Fim das horas extras habituais pode gerar direito à indenização, alerta especialista
Empresas podem cortar o pagamento de horas extras. No entanto, quando essas horas fazem parte da rotina do trabalhador por um período prolongado, a retirada não pode ocorrer de forma abrupta e sem compensação. O entendimento está consolidado na Súmula 291 do Tribunal Superior do Trabalho (TST), que prevê o pagamento de indenização nesses casos.
Para o advogado Michel Cury, diretor executivo da Rocket Lawyer Latam, a prática exige cautela por parte das empresas. “Embora o empregador tenha o direito de reorganizar a jornada e reduzir custos, a legislação protege o trabalhador quando há uma expectativa consolidada de renda.

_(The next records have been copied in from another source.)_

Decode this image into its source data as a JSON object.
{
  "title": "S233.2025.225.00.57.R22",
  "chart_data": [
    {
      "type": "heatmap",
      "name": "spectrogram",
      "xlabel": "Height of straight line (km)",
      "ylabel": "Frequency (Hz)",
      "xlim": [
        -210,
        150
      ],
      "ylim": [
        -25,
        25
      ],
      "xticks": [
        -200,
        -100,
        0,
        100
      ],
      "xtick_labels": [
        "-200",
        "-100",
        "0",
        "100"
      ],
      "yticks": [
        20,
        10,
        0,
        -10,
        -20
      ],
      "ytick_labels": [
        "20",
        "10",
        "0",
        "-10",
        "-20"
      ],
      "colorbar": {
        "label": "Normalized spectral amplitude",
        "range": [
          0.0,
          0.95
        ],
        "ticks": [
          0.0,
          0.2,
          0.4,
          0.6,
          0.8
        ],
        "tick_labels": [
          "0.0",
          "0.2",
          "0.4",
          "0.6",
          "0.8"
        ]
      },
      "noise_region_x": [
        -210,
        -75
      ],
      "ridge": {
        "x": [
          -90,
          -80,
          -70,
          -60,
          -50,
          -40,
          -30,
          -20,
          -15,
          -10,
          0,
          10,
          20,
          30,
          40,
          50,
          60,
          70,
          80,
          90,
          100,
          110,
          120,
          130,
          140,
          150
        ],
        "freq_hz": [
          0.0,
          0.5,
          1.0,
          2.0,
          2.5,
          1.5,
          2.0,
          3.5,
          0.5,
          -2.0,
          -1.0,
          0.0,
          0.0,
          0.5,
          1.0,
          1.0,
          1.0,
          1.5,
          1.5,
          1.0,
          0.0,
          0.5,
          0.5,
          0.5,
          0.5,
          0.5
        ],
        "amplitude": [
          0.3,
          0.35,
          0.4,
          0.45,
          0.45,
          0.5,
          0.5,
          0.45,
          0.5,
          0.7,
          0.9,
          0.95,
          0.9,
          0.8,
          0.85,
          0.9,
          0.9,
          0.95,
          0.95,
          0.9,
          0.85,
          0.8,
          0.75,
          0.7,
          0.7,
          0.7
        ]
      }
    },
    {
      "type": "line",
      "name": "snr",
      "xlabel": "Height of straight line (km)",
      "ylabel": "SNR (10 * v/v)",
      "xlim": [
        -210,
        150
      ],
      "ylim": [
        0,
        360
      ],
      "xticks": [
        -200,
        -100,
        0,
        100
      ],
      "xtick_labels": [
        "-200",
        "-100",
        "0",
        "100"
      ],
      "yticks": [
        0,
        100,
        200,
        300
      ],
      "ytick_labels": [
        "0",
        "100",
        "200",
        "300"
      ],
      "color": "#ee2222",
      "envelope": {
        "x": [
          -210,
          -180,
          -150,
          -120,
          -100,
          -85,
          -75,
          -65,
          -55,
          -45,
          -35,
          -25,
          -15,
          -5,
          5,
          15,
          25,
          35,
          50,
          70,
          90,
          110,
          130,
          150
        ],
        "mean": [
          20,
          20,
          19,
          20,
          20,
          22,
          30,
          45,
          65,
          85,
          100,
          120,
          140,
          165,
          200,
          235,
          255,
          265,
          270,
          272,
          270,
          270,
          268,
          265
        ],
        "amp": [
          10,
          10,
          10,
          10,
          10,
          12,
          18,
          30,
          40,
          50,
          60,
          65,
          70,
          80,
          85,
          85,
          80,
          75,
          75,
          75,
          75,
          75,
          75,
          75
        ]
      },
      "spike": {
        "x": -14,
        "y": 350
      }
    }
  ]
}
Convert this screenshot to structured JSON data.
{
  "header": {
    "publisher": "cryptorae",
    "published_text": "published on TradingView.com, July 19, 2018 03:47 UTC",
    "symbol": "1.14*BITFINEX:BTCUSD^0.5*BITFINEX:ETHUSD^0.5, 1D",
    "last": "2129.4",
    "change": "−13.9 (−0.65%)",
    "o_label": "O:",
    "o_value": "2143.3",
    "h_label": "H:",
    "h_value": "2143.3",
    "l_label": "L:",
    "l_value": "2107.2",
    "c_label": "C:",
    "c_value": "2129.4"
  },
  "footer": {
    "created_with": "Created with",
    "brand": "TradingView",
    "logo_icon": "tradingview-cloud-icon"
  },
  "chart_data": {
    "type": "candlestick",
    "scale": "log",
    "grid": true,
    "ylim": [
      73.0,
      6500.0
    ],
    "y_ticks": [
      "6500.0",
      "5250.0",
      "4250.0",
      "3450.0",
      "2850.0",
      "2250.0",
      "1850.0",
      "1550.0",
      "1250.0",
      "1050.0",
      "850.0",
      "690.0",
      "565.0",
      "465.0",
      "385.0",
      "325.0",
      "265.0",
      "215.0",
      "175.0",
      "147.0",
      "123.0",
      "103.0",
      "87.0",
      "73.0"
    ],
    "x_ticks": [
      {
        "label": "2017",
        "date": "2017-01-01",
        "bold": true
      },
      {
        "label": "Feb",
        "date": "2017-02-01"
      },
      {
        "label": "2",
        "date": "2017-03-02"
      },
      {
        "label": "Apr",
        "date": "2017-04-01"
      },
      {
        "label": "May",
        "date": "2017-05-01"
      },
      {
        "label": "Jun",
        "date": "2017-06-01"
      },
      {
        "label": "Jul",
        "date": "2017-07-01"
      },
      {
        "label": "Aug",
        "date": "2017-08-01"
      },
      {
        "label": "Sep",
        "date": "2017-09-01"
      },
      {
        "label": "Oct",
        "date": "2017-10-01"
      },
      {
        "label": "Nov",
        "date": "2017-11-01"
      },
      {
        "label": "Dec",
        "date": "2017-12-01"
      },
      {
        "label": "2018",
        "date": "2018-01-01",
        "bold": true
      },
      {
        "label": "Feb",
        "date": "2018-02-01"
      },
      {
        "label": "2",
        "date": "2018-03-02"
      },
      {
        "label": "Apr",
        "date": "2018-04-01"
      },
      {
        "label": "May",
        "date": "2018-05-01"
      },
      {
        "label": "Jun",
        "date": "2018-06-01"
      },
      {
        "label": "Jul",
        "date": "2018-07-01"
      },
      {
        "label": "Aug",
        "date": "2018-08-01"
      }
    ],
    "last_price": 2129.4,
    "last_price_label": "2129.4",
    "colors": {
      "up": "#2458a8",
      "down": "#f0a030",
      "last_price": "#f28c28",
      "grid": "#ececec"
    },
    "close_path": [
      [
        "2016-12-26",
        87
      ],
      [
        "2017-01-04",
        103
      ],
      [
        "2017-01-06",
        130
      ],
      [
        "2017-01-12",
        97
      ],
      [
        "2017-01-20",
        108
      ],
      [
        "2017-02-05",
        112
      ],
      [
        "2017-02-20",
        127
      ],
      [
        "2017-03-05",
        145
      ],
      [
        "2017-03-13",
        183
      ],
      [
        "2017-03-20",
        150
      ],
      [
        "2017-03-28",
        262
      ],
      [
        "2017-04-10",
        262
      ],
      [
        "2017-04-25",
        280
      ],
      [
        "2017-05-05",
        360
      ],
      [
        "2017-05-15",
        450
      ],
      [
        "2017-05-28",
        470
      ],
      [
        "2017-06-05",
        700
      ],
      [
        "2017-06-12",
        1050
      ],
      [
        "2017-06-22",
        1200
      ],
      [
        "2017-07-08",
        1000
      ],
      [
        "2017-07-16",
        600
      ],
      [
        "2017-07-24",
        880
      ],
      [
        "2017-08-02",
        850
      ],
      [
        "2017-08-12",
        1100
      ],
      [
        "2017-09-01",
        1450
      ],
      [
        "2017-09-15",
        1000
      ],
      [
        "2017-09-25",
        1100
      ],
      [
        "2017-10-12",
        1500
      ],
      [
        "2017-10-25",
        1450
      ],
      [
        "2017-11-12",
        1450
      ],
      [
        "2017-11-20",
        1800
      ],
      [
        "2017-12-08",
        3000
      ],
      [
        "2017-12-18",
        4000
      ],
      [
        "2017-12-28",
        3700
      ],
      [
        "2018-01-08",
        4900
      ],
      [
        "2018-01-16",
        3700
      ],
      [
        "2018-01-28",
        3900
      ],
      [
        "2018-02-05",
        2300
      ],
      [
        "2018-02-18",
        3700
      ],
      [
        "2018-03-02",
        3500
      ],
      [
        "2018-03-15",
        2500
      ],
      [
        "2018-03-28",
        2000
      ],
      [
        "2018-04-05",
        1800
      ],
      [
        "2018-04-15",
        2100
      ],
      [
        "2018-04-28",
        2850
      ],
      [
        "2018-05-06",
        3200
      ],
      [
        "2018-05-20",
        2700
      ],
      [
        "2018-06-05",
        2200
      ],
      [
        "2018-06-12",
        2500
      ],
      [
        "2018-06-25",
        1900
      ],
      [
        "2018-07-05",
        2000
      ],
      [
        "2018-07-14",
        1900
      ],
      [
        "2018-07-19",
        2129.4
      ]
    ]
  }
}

A retirada repentina de horas extras habituais pode gerar o dever de indenizar, justamente porque impacta diretamente o planejamento financeiro do profissional”, afirma.
Veja, a seguir, outros destaques de Legislação:
Fraudes digitais
O crescimento das fraudes digitais no Brasil passou a impactar diretamente o risco jurídico de bancos e fintechs. Um levantamento da Turivius, analisou 124 decisões judiciais proferidas entre 2021 e 2025 e indica uma mudança relevante no entendimento do Judiciário: a taxa de condenação de instituições financeiras subiu de 40% em 2021–2022 para 60% em 2024–2025.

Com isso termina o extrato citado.